ValIoT

Active data validation to increase fault tolerance in model-driven model-driven IoT applications

This project, a key initiative within the Software Campus program, receives its funding from the German Federal Ministry of Education and Research (BMBF). It is a collaborative effort that brings together the industry expertise of Software AG with the academic excellence of the University of Stuttgart, aiming to foster innovation and leadership in the field of technology.

In the Internet of Things (IoT), heterogeneous devices communicate via standardized internet protocols to achieve common goals. Well-known IoT applications are found in Smart Homes, Smart Cities, or Smart Factories. Typically, sensor data from various devices are extracted, processed, and evaluated to respond to new situations, for example, by controlling actuators. In a Smart Home, temperature measurements can enable automatic control of the heating system. In Smart Cities, traffic can be managed depending on the current situation through intelligent traffic light controls. However, the development of such distributed IoT applications is often very complex and labor-intensive, as many different software components need to be installed on a variety of IoT devices, which then have to communicate with each other. Therefore, the software development process for extensive IoT applications becomes very complex and labor-intensive.

One approach to managing this complexity is the model-driven development of complex IoT applications. Here, domain experts can model the business logic of new applications using graphical tools by linking abstract operations for data processing. In preliminary work, we have developed an application model that represents a directed graph. The nodes model the data operations, for example, extracting, filtering, processing, or storing the sensor data generated in the IoT. The edges between these operations define the data flow, i.e., to which subsequent operations the sensor data or corresponding results should be forwarded.

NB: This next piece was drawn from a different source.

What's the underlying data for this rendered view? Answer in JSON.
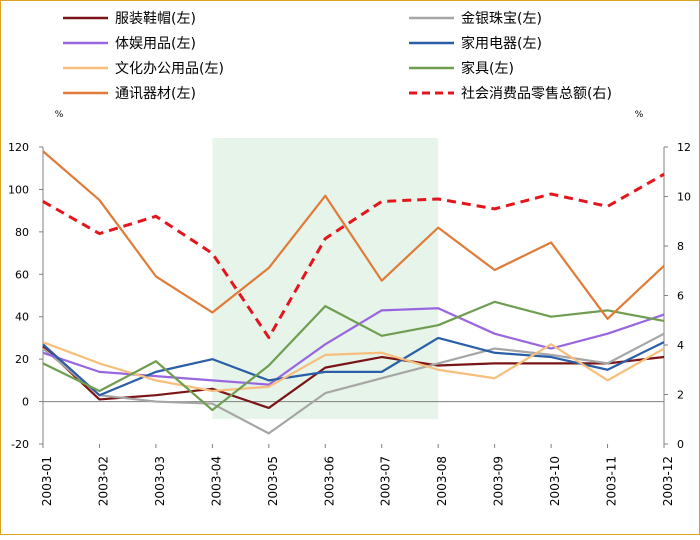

In addition to the application model, an environment model can also provide a view of the physical components of an IoT environment. It models the IoT devices, their sensors and actuators, as well as the existing network connections. For the model-driven development of an IoT application, modeling both the physical environment and the business logic is necessary. Subsequently, the application model can be automatically projected onto the environment model. More precisely, this means that the operations of the application model are assigned to the devices of the environment model. Algorithms and heuristics can be used for optimal distribution. Model-driven development can reduce complexity by abstracting technical details.

However, there are also new challenges in the model-driven development of IoT applications. In particular, potential errors must be considered during the modeling of an application, and appropriate countermeasures must be taken into account. Possible errors during the runtime of an application can originate not just from software issues in the IoT but also from the physical hardware. In particular, faulty or highly deviant sensor data can lead to undesired behavior of IoT applications. Especially in safety-critical areas such as traffic management, erroneous data can lead to dangerous situations. Non-technical users or domain experts who develop IoT applications in a model-driven way often lack the knowledge to recognize potential errors and implement appropriate countermeasures. The goal of this project is to find ways to identify potential errors during application development and suggest appropriate countermeasures that can be integrated into the models. For this purpose, techniques for data validation will be implemented.

In this project, mechanisms for increasing the fault tolerance of model-driven IoT applications through active data validation are to be developed. As a result, non-technical domain experts can develop more fault-tolerant IoT applications without needing in-depth technical knowledge about the IoT environment and potential error scenarios. The focus will be on operational errors that arise from faulty sensor values. Application developers can thus bring their domain expertise more effectively to the forefront and concentrate on the functionalities of the application. The goal of the project is to create a prototypical implementation of a graphical development environment for IoT applications, in which mechanisms for active data validation are automatically integrated.